Monday, November 12, 2012

Fearless, Reckless, & Feckless

“Art is a personal act of courage, 
something one human does that 
creates change in another.” 
― Seth Godin

Visit Seth Godin's site to learn more.
As assigned reading in a graduate writing class, Seth Godin’s Linchpin: Are You Indispensable? speaks directly to his readers and puts the responsibility for their future, their careers, and their interactions squarely on their shoulders. His motivational book is a plea for the artist inside each one of us to stand up and shine.

One brief section, “Fearless, Reckless, Feckless,” immediately reminded me of my class of 8th graders. A tight-knit group of 9 students, they were preparing to graduate from middle school and spread out to various high schools.

Instead of launching into the planned yearbook activities, I assigned an essay entitled the Technology –Less Essay: Fearless, Reckless and Feckless. I first posed the question, “What use is technology if you can’t use what you find?”
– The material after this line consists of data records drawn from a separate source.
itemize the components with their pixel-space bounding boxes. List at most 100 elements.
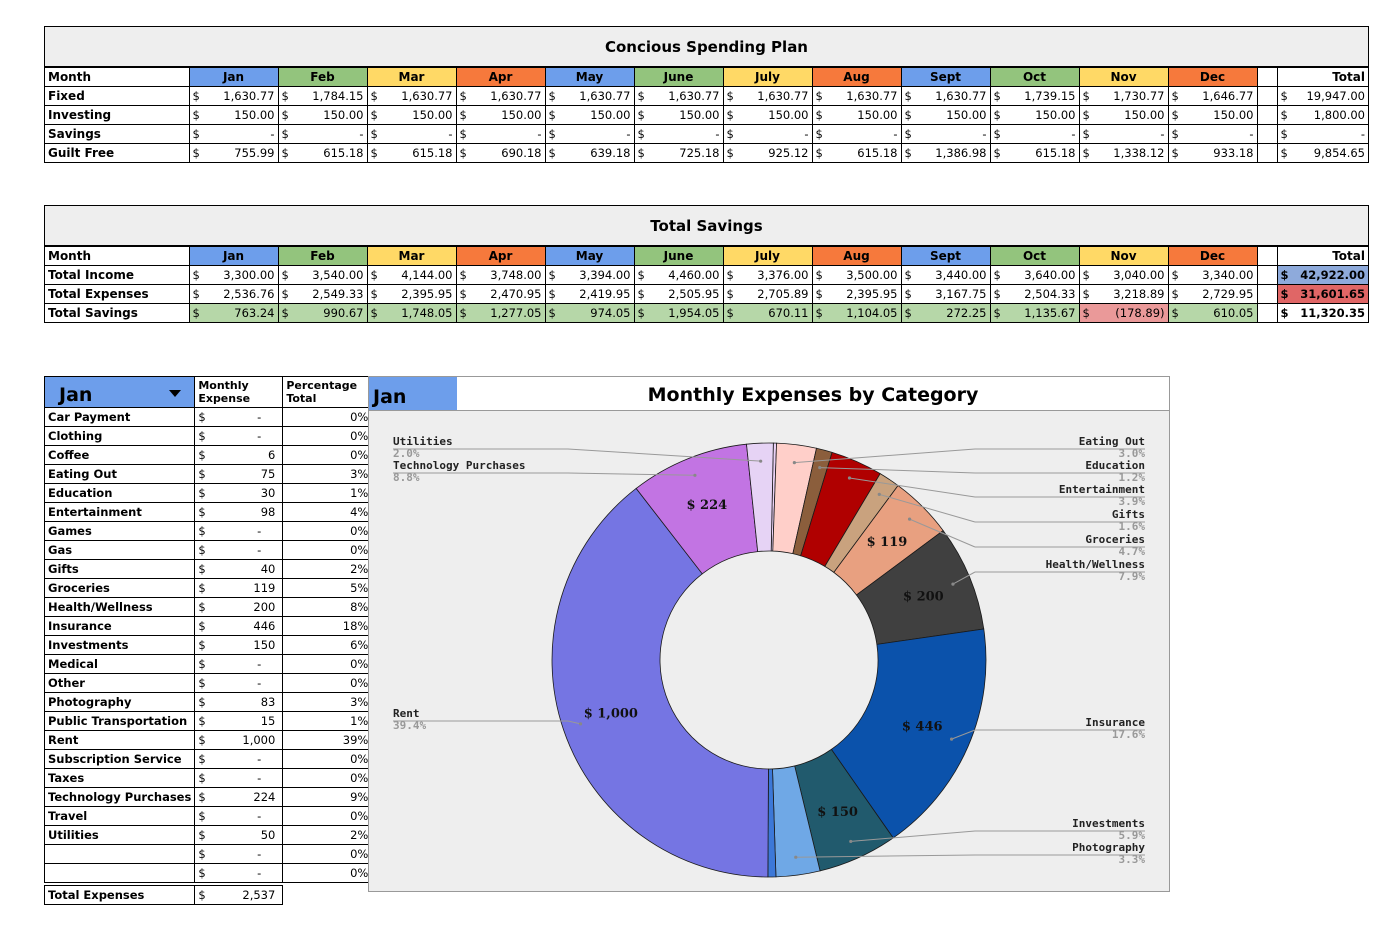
- category-amount[interactable]: $40: [194, 559, 284, 579]
- value-cell[interactable]: $974.05: [544, 303, 634, 322]
- category-amount[interactable]: $30: [194, 483, 284, 503]
- value-cell[interactable]: $610.05: [1167, 303, 1257, 322]
- value-cell[interactable]: $615.18: [811, 143, 901, 162]
- value-cell[interactable]: $615.18: [366, 143, 456, 162]
- value-cell[interactable]: $150.00: [277, 105, 367, 125]
- category-amount[interactable]: $119: [194, 578, 284, 598]
- value-cell[interactable]: $3,376.00: [722, 265, 812, 285]
- category-amount[interactable]: $ -: [194, 654, 284, 674]
- value-cell[interactable]: $1,630.77: [633, 86, 723, 106]
- value-cell[interactable]: $3,340.00: [1167, 265, 1257, 285]
- value-cell[interactable]: $ -: [277, 124, 367, 144]
- value-cell[interactable]: $150.00: [989, 105, 1079, 125]
- category-amount[interactable]: $446: [194, 616, 284, 636]
- value-cell[interactable]: $3,440.00: [900, 265, 990, 285]
- value-cell[interactable]: $990.67: [277, 303, 367, 322]
- category-amount[interactable]: $224: [194, 787, 284, 807]
- value-cell[interactable]: $1,277.05: [455, 303, 545, 322]
- value-cell[interactable]: $1,104.05: [811, 303, 901, 322]
- slice-insurance[interactable]: [830, 628, 987, 839]
- value-cell[interactable]: $1,630.77: [455, 86, 545, 106]
- category-amount[interactable]: $ -: [194, 844, 284, 864]
- month-dropdown[interactable]: Jan: [43, 376, 196, 408]
- value-cell[interactable]: $1,135.67: [989, 303, 1079, 322]
- value-cell[interactable]: $3,394.00: [544, 265, 634, 285]
- value-cell[interactable]: $3,167.75: [900, 284, 990, 304]
- value-cell[interactable]: $ -: [1078, 124, 1168, 144]
- row-total-cell[interactable]: $19,947.00: [1276, 86, 1368, 106]
- category-amount[interactable]: $ -: [194, 521, 284, 541]
- value-cell[interactable]: $3,540.00: [277, 265, 367, 285]
- value-cell[interactable]: $150.00: [900, 105, 990, 125]
- value-cell[interactable]: $272.25: [900, 303, 990, 322]
- category-amount[interactable]: $ -: [194, 749, 284, 769]
- value-cell[interactable]: $2,549.33: [277, 284, 367, 304]
- value-cell[interactable]: $1,630.77: [366, 86, 456, 106]
- category-amount[interactable]: $ -: [194, 540, 284, 560]
- value-cell[interactable]: $3,748.00: [455, 265, 545, 285]
- value-cell[interactable]: $1,784.15: [277, 86, 367, 106]
- category-amount[interactable]: $50: [194, 825, 284, 845]
- slice-rent[interactable]: [551, 487, 769, 878]
- value-cell[interactable]: $725.18: [633, 143, 723, 162]
- chevron-down-icon[interactable]: [169, 390, 182, 397]
- category-amount[interactable]: $ -: [194, 768, 284, 788]
- value-cell[interactable]: $ -: [811, 124, 901, 144]
- value-cell[interactable]: $639.18: [544, 143, 634, 162]
- value-cell[interactable]: $150.00: [722, 105, 812, 125]
- value-cell[interactable]: $1,730.77: [1078, 86, 1168, 106]
- value-cell[interactable]: $1,646.77: [1167, 86, 1257, 106]
- value-cell[interactable]: $1,630.77: [188, 86, 278, 106]
- value-cell[interactable]: $2,729.95: [1167, 284, 1257, 304]
- value-cell[interactable]: $ -: [544, 124, 634, 144]
- value-cell[interactable]: $1,954.05: [633, 303, 723, 322]
- category-amount[interactable]: $15: [194, 711, 284, 731]
- value-cell[interactable]: $ -: [900, 124, 990, 144]
- value-cell[interactable]: $3,300.00: [188, 265, 278, 285]
- value-cell[interactable]: $2,419.95: [544, 284, 634, 304]
- value-cell[interactable]: $150.00: [1078, 105, 1168, 125]
- value-cell[interactable]: $2,470.95: [455, 284, 545, 304]
- value-cell[interactable]: $150.00: [544, 105, 634, 125]
- value-cell[interactable]: $2,536.76: [188, 284, 278, 304]
- category-amount[interactable]: $200: [194, 597, 284, 617]
- value-cell[interactable]: $1,630.77: [811, 86, 901, 106]
- value-cell[interactable]: $933.18: [1167, 143, 1257, 162]
- value-cell[interactable]: $615.18: [989, 143, 1079, 162]
- value-cell[interactable]: $615.18: [277, 143, 367, 162]
- value-cell[interactable]: $763.24: [188, 303, 278, 322]
- value-cell[interactable]: $3,040.00: [1078, 265, 1168, 285]
- slice-utilities[interactable]: [746, 442, 774, 553]
- category-amount[interactable]: $ -: [194, 673, 284, 693]
- row-total-cell[interactable]: $9,854.65: [1276, 143, 1368, 162]
- value-cell[interactable]: $ -: [366, 124, 456, 144]
- category-amount[interactable]: $ -: [194, 426, 284, 446]
- value-cell[interactable]: $690.18: [455, 143, 545, 162]
- category-amount[interactable]: $ -: [194, 407, 284, 427]
- category-amount[interactable]: $83: [194, 692, 284, 712]
- value-cell[interactable]: $ -: [633, 124, 723, 144]
- value-cell[interactable]: $670.11: [722, 303, 812, 322]
- value-cell[interactable]: $ -: [722, 124, 812, 144]
- value-cell[interactable]: $1,748.05: [366, 303, 456, 322]
- value-cell[interactable]: $1,739.15: [989, 86, 1079, 106]
- value-cell[interactable]: $150.00: [811, 105, 901, 125]
- value-cell[interactable]: $3,218.89: [1078, 284, 1168, 304]
- value-cell[interactable]: $ -: [1167, 124, 1257, 144]
- category-amount[interactable]: $ -: [194, 863, 284, 883]
- value-cell[interactable]: $4,144.00: [366, 265, 456, 285]
- value-cell[interactable]: $1,338.12: [1078, 143, 1168, 162]
- value-cell[interactable]: $925.12: [722, 143, 812, 162]
- row-total-cell[interactable]: $31,601.65: [1276, 284, 1368, 304]
- row-total-cell[interactable]: $11,320.35: [1276, 303, 1368, 322]
- value-cell[interactable]: $1,386.98: [900, 143, 990, 162]
- value-cell[interactable]: $1,630.77: [722, 86, 812, 106]
- value-cell[interactable]: $ (178.89): [1078, 303, 1168, 322]
- category-amount[interactable]: $6: [194, 445, 284, 465]
- row-total-cell[interactable]: $42,922.00: [1276, 265, 1368, 285]
- category-amount[interactable]: $ -: [194, 806, 284, 826]
- row-total-cell[interactable]: $ -: [1276, 124, 1368, 144]
- value-cell[interactable]: $ -: [989, 124, 1079, 144]
- value-cell[interactable]: $4,460.00: [633, 265, 723, 285]
- value-cell[interactable]: $150.00: [188, 105, 278, 125]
The assignment required research at multiple websites and included the following components:
  • To define each term;
  • To provide an example of each term;
  • To provide a quotation representing at least one term; and
  • To indicate which quality they admired or aspired to be and why.
Their essay had specific formatting guidelines and required them to apply new word processor skills. Unaccustomed to essays in computer tech class, the students responded with either blank or incredulous stares.
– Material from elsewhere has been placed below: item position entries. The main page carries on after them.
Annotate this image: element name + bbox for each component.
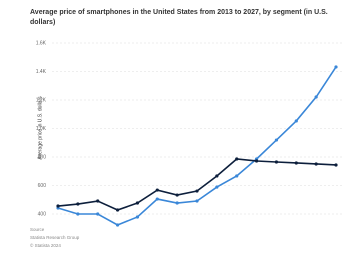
y-tick-label: 1.2K — [36, 97, 47, 103]
y-tick-label: 1.4K — [36, 69, 47, 75]
y-tick-label: 800 — [38, 154, 47, 160]
data-point — [274, 138, 279, 142]
data-point — [96, 212, 100, 216]
data-point — [254, 159, 259, 163]
data-point — [235, 174, 239, 178]
data-point — [56, 204, 60, 208]
data-point — [274, 160, 279, 164]
data-point — [115, 208, 120, 212]
data-point — [314, 95, 318, 99]
data-point — [135, 215, 140, 219]
data-point — [175, 193, 179, 197]
data-point — [155, 188, 159, 192]
source-text: Statista Research Group — [30, 235, 80, 240]
data-point — [215, 174, 219, 178]
y-axis-label: Average price in U.S. dollars — [37, 96, 43, 160]
copyright: © Statista 2024 — [30, 242, 61, 248]
data-point — [175, 201, 179, 205]
data-point — [115, 223, 120, 227]
chart-title: Average price of smartphones in the Unit… — [30, 9, 328, 26]
data-point — [76, 212, 80, 216]
data-point — [155, 197, 159, 201]
y-tick-label: 400 — [38, 211, 47, 217]
data-point — [235, 157, 239, 161]
data-point — [294, 119, 298, 123]
y-tick-label: 1.6K — [36, 40, 47, 46]
y-tick-label: 1.0K — [36, 126, 47, 132]
data-point — [96, 199, 100, 203]
data-point — [195, 199, 199, 203]
data-point — [215, 185, 219, 189]
data-point — [135, 201, 140, 205]
data-point — [195, 189, 199, 193]
data-point — [334, 163, 338, 167]
data-point — [76, 202, 80, 206]
data-point — [314, 162, 318, 166]
data-point — [294, 161, 298, 165]
source-label: Source — [30, 227, 45, 232]
y-tick-label: 600 — [38, 183, 47, 189]
data-point — [334, 65, 338, 69]
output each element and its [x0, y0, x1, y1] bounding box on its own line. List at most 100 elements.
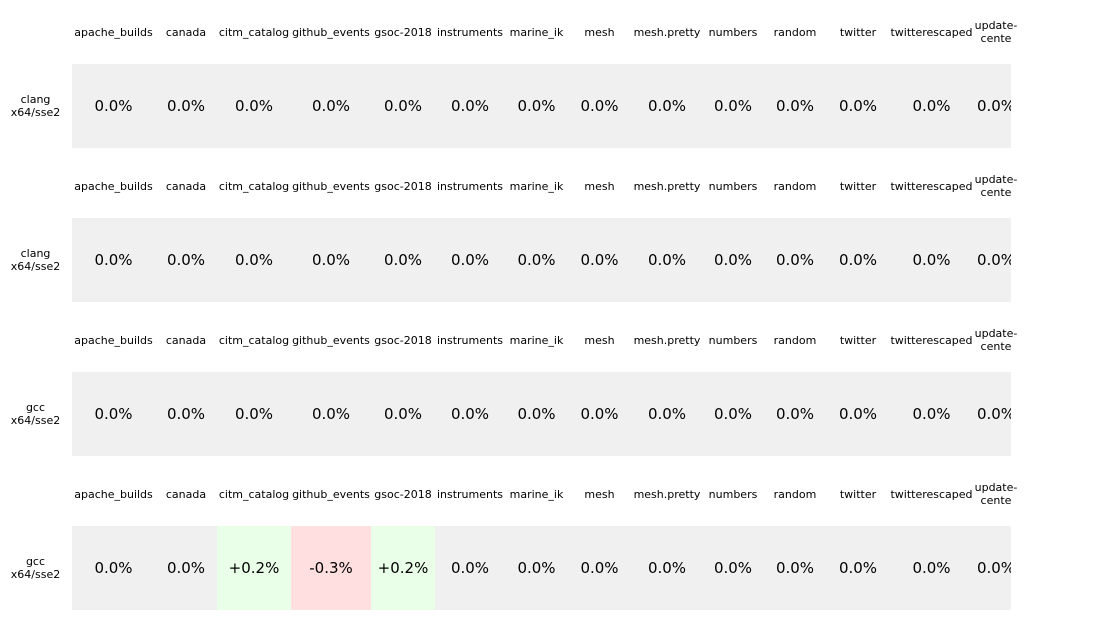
- value-cell: 0.0%: [94, 559, 133, 577]
- value-cell: 0.0%: [450, 405, 490, 423]
- value-cell: -0.3%: [291, 526, 371, 610]
- column-header: numbers: [708, 25, 758, 39]
- column-header: random: [773, 25, 817, 39]
- value-cell: 0.0%: [912, 559, 951, 577]
- value-cell: 0.0%: [838, 97, 878, 115]
- table-block: apache_builds canada citm_catalog github_ev…: [0, 0, 1100, 154]
- column-header: canada: [165, 487, 207, 501]
- row-band: 0.0% 0.0% 0.0% 0.0% 0.0% 0.0% 0.0% 0.0% 0.0% 0.0%…: [72, 218, 1011, 302]
- column-header: canada: [165, 333, 207, 347]
- row-band: 0.0% 0.0% +0.2% -0.3% +0.2% 0.0% 0.0% 0.0% 0.0% 0…: [72, 526, 1011, 610]
- column-header: canada: [165, 179, 207, 193]
- value-cell: 0.0%: [838, 559, 878, 577]
- value-cell: 0.0%: [383, 251, 423, 269]
- column-header: github_events: [292, 487, 370, 501]
- row-label-line: x64/sse2: [10, 106, 61, 119]
- column-header: twitterescaped: [890, 333, 973, 347]
- value-cell: 0.0%: [234, 251, 274, 269]
- value-cell: 0.0%: [912, 405, 951, 423]
- column-header: apache_builds: [74, 333, 153, 347]
- value-cell: 0.0%: [976, 405, 1011, 423]
- value-cell: 0.0%: [976, 251, 1011, 269]
- value-cell: 0.0%: [166, 405, 206, 423]
- column-header: apache_builds: [74, 179, 153, 193]
- row-label: clang x64/sse2: [0, 218, 71, 302]
- column-header: mesh: [584, 25, 615, 39]
- column-header: numbers: [708, 333, 758, 347]
- column-header: mesh.pretty: [633, 179, 701, 193]
- value-cell: 0.0%: [775, 251, 815, 269]
- value-cell: 0.0%: [166, 97, 206, 115]
- column-header: numbers: [708, 179, 758, 193]
- column-header: gsoc-2018: [374, 25, 432, 39]
- column-header: github_events: [292, 179, 370, 193]
- value-cell: 0.0%: [311, 97, 351, 115]
- value-cell: 0.0%: [517, 251, 556, 269]
- row-band: 0.0% 0.0% 0.0% 0.0% 0.0% 0.0% 0.0% 0.0% 0.0% 0.0%…: [72, 64, 1011, 148]
- value-cell: 0.0%: [976, 97, 1011, 115]
- row-label: gcc x64/sse2: [0, 372, 71, 456]
- value-cell: 0.0%: [94, 405, 133, 423]
- column-header: citm_catalog: [218, 333, 290, 347]
- column-header: mesh.pretty: [633, 25, 701, 39]
- value-cell: 0.0%: [517, 97, 556, 115]
- column-header: mesh.pretty: [633, 333, 701, 347]
- column-header: citm_catalog: [218, 179, 290, 193]
- column-header: random: [773, 179, 817, 193]
- column-header: instruments: [436, 333, 504, 347]
- value-cell: 0.0%: [450, 251, 490, 269]
- value-cell: 0.0%: [450, 559, 490, 577]
- column-header: update- cente: [974, 327, 1018, 353]
- value-cell: 0.0%: [166, 251, 206, 269]
- column-header: update- cente: [974, 481, 1018, 507]
- value-cell: 0.0%: [713, 559, 753, 577]
- column-header: update- cente: [974, 19, 1018, 45]
- column-header: instruments: [436, 25, 504, 39]
- column-header: marine_ik: [509, 333, 564, 347]
- column-header: instruments: [436, 179, 504, 193]
- column-header: citm_catalog: [218, 25, 290, 39]
- value-cell: 0.0%: [517, 559, 556, 577]
- column-header: apache_builds: [74, 25, 153, 39]
- row-label-line: gcc: [25, 401, 46, 414]
- value-cell: 0.0%: [166, 559, 206, 577]
- value-cell: 0.0%: [647, 251, 687, 269]
- value-cell: 0.0%: [775, 559, 815, 577]
- value-cell: 0.0%: [94, 97, 133, 115]
- value-cell: 0.0%: [311, 405, 351, 423]
- column-header: random: [773, 333, 817, 347]
- value-cell: 0.0%: [647, 405, 687, 423]
- column-header: random: [773, 487, 817, 501]
- column-header: gsoc-2018: [374, 487, 432, 501]
- column-header: marine_ik: [509, 25, 564, 39]
- column-header: twitter: [839, 487, 877, 501]
- value-cell: 0.0%: [838, 405, 878, 423]
- row-label-line: clang: [20, 93, 51, 106]
- value-cell: 0.0%: [517, 405, 556, 423]
- value-cell: 0.0%: [838, 251, 878, 269]
- value-cell: 0.0%: [912, 97, 951, 115]
- value-cell: 0.0%: [580, 405, 619, 423]
- value-cell: 0.0%: [976, 559, 1011, 577]
- column-header: instruments: [436, 487, 504, 501]
- row-label-line: clang: [20, 247, 51, 260]
- value-cell: 0.0%: [775, 97, 815, 115]
- value-cell: 0.0%: [912, 251, 951, 269]
- column-header: github_events: [292, 25, 370, 39]
- column-header: update- cente: [974, 173, 1018, 199]
- value-cell: 0.0%: [580, 559, 619, 577]
- value-cell: 0.0%: [647, 559, 687, 577]
- value-cell: +0.2%: [217, 526, 291, 610]
- row-label-line: x64/sse2: [10, 260, 61, 273]
- value-cell: 0.0%: [383, 97, 423, 115]
- row-label-line: x64/sse2: [10, 414, 61, 427]
- value-cell: 0.0%: [234, 97, 274, 115]
- column-header: gsoc-2018: [374, 333, 432, 347]
- table-block: apache_builds canada citm_catalog github_ev…: [0, 154, 1100, 308]
- column-header: numbers: [708, 487, 758, 501]
- value-cell: 0.0%: [647, 97, 687, 115]
- value-cell: 0.0%: [450, 97, 490, 115]
- column-header: mesh: [584, 333, 615, 347]
- row-label: gcc x64/sse2: [0, 526, 71, 610]
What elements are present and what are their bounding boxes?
One student, indeed the first one I thought of when reading this section of Linchpin, submitted a two-sentence essay: “I think that recklessness is manly and correct. I am very reckless and aspire to be even more reckless.” The head of school personally delivered the formal Teacher Note regarding his incomplete essay with my attached observation that he “certainly understands one term from the assignment.”
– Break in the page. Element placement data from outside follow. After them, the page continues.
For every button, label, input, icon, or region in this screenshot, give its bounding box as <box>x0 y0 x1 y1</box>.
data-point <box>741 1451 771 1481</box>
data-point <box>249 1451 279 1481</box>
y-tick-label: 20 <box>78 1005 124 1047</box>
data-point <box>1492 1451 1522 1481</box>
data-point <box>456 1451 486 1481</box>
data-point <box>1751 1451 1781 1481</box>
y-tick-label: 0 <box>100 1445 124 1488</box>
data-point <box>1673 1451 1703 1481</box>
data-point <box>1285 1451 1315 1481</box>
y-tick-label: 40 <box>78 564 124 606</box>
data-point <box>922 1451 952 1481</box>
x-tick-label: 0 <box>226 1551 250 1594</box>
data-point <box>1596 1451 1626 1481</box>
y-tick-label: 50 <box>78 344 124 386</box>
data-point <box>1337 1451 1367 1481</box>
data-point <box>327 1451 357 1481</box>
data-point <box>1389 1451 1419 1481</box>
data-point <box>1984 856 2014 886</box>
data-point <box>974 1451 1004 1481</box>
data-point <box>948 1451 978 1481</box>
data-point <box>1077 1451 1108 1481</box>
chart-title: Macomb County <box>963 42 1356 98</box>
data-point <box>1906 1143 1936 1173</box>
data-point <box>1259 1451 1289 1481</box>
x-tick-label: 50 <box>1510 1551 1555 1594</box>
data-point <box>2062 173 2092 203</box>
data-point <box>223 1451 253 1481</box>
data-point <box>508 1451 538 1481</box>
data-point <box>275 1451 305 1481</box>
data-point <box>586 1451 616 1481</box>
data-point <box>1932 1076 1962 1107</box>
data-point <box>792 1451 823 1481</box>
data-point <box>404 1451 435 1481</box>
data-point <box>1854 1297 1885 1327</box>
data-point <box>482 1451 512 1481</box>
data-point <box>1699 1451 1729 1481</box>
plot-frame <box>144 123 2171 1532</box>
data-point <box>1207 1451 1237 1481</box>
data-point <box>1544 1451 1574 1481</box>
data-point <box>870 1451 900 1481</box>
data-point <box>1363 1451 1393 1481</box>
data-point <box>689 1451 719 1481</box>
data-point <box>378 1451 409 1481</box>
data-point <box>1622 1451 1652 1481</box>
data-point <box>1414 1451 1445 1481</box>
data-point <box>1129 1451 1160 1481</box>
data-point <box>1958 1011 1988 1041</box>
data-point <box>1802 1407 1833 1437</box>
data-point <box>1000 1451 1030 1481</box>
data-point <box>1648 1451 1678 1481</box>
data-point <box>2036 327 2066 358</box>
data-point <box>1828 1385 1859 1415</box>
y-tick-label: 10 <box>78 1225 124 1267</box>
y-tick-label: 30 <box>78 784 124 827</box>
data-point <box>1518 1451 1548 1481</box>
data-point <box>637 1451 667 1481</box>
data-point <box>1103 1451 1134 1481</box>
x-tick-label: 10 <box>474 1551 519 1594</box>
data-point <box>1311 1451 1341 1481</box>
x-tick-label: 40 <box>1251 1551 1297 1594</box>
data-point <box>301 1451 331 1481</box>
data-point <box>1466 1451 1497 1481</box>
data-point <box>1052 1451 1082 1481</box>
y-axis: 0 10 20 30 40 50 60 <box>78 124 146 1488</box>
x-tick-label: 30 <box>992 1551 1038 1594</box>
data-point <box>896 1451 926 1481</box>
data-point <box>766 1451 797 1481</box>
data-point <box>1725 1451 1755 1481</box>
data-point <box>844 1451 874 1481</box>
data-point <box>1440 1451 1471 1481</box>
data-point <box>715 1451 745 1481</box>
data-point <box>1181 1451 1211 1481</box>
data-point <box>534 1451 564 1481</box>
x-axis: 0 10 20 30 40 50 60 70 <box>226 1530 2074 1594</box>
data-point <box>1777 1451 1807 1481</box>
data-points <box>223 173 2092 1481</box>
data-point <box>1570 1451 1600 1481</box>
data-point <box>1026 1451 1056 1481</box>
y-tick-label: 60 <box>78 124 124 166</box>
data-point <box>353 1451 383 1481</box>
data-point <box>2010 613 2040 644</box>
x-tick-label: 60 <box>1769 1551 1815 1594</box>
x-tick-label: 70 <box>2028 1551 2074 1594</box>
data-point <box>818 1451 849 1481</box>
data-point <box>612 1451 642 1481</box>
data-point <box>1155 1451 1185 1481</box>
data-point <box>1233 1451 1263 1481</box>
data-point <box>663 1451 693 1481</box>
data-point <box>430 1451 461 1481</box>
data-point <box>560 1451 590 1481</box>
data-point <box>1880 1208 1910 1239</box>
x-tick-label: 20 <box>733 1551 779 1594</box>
Students submitted essays with their interpretation of fearless, reckless and feckless. The class discussions about the true meaning of these words and their aspirations sparked a animated debate. One student struggled with writing, yet made an amazing conclusion. She found that we each represent all of these terms at different times. She aspired to learn from her recklessness, face her fears, and find her way back to responsibility from fecklessness.

After they presented their papers to the class, the group collaborated to select the strongest parts of each individual essay and build a collection of all components. Each student contributed a sentence or two to the group compilation, remastering a class representation of the assignment. The students each read their contribution, while we recorded an audio version of the class compilation. From defiant stares to total engagement, the students proved they are learning to be indispensable. 

Overall, I enjoyed Godin's easy-to-digest approach to challenging readers to find their gifts and figure out what to do rather than waiting for instructions. It preaches a heavy dose of enthusiasm to pump up the reader, but one that works well in the context of Godin's motivational message.